Biogeochemistry & neuroscience
Scientia Professor David Waite leads a team of 14 highly experienced researchers called the BioGEMS (Biogeochemical Engineering, Management and Systems) research group, which sits within the Water Research Centre at UNSW. While the team is primarily concerned with solving environmental problems through the examination of biogeochemical processes within natural and engineered water systems, they are also drawing on their geochemical skills to investigate issues in some seemingly unusual places.
In this fascinating Q&A, Professor Waite explains how the team is helping in the fight against neurological disorders such as Parkinson’s and Alzheimer’s.
Undertaking research to mitigate neurological disorders seems to be a departure from your usual focus area of water, how did this project come about?
It might seem strange but the concepts of nutrient supply and oxidant generation, which are central to our work in natural systems and water, are also key to the fundamental science behind neurological disease.
In fact, a lot of the work we do in natural systems is underpinned by research that has been done in a medical context.

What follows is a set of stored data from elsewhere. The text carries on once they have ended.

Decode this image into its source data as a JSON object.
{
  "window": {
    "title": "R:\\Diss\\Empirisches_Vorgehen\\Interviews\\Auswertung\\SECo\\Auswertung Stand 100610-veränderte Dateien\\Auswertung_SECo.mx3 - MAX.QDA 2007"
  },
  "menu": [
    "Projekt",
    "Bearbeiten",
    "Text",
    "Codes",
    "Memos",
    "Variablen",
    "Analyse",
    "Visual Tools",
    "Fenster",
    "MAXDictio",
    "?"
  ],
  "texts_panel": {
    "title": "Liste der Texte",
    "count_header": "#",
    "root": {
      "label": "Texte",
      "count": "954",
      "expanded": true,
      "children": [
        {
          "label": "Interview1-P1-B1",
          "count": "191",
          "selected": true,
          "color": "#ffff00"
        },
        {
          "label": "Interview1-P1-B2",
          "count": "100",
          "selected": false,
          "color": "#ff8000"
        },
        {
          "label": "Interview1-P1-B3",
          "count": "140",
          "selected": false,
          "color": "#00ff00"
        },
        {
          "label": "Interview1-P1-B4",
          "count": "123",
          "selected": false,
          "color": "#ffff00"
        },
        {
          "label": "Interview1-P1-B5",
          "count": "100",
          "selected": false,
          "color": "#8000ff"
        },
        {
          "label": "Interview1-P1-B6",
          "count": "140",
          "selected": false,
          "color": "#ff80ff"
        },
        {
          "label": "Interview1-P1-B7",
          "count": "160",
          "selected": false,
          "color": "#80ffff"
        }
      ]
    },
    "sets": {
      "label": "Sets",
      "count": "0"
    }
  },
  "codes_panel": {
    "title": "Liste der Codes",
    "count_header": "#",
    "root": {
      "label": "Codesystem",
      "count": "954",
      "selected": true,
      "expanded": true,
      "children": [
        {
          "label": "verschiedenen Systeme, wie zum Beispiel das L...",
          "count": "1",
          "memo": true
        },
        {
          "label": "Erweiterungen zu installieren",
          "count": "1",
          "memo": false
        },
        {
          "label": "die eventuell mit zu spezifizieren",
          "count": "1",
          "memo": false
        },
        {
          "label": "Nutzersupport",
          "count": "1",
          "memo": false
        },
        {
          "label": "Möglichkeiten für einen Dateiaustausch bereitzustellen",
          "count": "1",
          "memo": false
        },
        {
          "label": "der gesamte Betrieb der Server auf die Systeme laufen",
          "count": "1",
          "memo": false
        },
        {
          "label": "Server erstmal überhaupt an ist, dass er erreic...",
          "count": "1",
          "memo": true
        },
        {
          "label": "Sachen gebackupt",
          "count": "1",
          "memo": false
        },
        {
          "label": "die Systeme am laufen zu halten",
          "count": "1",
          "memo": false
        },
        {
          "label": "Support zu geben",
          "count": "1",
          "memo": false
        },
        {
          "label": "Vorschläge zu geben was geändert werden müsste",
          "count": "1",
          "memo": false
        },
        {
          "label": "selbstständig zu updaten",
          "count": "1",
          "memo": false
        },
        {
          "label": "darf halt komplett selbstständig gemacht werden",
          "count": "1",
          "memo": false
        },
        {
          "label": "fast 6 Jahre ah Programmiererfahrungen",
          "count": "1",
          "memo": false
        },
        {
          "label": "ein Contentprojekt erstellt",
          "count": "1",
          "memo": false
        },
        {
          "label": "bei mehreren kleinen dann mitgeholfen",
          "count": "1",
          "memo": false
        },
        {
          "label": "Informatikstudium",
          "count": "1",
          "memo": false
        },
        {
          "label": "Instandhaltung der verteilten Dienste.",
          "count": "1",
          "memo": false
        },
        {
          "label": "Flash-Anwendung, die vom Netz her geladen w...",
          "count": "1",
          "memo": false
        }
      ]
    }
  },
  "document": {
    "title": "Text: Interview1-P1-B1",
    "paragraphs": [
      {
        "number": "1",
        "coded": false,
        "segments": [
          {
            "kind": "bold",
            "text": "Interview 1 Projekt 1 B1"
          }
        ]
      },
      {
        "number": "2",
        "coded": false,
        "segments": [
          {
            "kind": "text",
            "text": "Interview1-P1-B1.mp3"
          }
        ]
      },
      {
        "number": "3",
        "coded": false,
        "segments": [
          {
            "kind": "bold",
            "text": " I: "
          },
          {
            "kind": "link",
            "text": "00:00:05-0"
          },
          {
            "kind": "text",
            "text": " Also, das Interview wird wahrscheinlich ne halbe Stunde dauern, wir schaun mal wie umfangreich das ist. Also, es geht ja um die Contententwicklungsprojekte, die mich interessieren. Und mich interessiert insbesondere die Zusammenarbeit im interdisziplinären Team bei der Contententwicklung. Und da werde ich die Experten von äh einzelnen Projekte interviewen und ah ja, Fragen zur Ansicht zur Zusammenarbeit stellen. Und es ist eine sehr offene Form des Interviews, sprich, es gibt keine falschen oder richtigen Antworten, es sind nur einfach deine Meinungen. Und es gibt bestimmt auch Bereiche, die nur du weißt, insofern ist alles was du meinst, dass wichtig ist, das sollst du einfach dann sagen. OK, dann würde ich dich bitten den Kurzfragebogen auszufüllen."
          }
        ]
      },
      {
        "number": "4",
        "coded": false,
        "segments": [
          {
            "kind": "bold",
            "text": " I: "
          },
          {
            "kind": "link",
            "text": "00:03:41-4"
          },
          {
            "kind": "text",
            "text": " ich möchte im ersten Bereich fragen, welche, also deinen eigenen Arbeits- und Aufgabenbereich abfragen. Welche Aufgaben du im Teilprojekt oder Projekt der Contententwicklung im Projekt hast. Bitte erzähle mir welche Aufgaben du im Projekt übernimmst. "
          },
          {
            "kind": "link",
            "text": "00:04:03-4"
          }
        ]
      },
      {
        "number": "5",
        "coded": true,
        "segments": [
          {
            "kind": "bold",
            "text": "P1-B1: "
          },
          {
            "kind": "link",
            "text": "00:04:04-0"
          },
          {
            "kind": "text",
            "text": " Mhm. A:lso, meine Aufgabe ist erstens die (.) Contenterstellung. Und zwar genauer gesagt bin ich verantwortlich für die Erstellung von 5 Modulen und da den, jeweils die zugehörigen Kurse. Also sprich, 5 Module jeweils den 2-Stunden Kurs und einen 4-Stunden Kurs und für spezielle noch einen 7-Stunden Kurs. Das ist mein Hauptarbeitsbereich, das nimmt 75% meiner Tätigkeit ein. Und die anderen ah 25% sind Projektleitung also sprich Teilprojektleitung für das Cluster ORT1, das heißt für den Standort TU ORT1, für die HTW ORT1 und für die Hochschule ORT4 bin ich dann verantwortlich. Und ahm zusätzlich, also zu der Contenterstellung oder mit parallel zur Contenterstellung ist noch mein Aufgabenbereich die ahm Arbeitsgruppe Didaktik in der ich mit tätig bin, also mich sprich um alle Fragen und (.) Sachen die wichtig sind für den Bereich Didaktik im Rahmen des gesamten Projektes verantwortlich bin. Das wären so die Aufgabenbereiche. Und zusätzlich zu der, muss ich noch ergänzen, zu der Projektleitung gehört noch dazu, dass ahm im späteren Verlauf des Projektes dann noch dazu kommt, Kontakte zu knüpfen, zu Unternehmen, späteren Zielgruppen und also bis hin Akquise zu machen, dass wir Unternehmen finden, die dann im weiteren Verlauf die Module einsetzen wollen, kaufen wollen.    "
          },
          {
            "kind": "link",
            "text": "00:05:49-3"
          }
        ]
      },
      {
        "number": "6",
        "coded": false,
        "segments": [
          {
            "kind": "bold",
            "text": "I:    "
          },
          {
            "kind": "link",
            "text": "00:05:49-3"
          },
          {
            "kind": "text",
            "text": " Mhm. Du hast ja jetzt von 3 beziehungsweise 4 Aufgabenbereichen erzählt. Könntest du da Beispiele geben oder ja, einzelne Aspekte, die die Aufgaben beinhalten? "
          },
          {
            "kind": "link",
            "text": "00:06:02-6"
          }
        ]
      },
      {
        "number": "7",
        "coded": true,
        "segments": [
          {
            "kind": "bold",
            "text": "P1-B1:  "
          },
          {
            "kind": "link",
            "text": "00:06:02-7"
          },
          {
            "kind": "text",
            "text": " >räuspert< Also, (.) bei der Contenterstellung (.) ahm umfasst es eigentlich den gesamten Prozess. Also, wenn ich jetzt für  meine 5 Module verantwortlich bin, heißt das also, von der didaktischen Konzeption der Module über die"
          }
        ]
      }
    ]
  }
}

Much of the chemistry is based on what’s called Fenton chemistry, which refers to the fact that some metals have the catalytic ability to generate highly reactive hydroxyl radicals, one of the most powerful oxidants known.
By applying this medical research to progress our work on coastal borders, rivers and lakes, we actually progressed beyond where the medical researchers had got to. We realised that we could then apply our knowledge back to the medical context to help explain the “biogeochemical” processes involved in neurological disorders such as Parkinson’s and Alzheimer’s.
For example, one of the key causes of Parkinson’s disease is the formation of what’s called neuromelanin (NM) in the brain. We can take our fundamental knowledge of biomolecules to model why this happens and then use this to develop appropriate treatments.
How far off is this research from coming to fruition?
It’s not that distant from clinical trials. We now know that metals like iron and copper are key to driving the formation of some of those problematic biomolecules in the brain. We also know how to stop their formation: you add particular organic chemicals to lock up the iron and copper to stop that oxidation.
This is called chelation therapy and is already one of the key therapies for Parkinson’s, but we still don’t know, at a fundamental level, how it works. It’s a useful therapy but it is hit and miss -if you add a compound that’s too strong, it has the unwanted side effect of locking up all the iron in the body - a real problem because we really need iron.
Are you working with any collaborators in this space?
We have teamed up with our PLuS Alliance colleagues at King’s College in London, particularly Professor Bob Hider, a specialist in chelation therapy, to look at these compounds. We’re also beginning work with colleagues in The Florey – Institute of Neuroscience and Mental Health in Melbourne, to look at these processes in relation to Alzheimer’s disease and ageing. We are using the Australian Synchrotron [a machine about the size of a football field that accelerates electrons to almost the speed of light] to study the transformation of iron locked up with biomolecules, and to look at how it changes through the ageing process.
How are those projects funded?
We started by doing this work off the back of other projects, but now have some funding through the PLuS Alliance. Also, now that we’ve published in this space, in high quality journals in the neuroscience field, we can start to apply for funding from medical research entities for Parkinson’s, Alzheimer’s and so on.
What interests you most about this research?
I’m actually shocked by the lack of understanding of those processes and it scares me that we know so little about the key drivers to those critical disorders. I think that the knowledge and skill set the BioGEMS team has can help solve some of these problems and uncover (or maybe even fit together) some of the pieces of the jigsaw.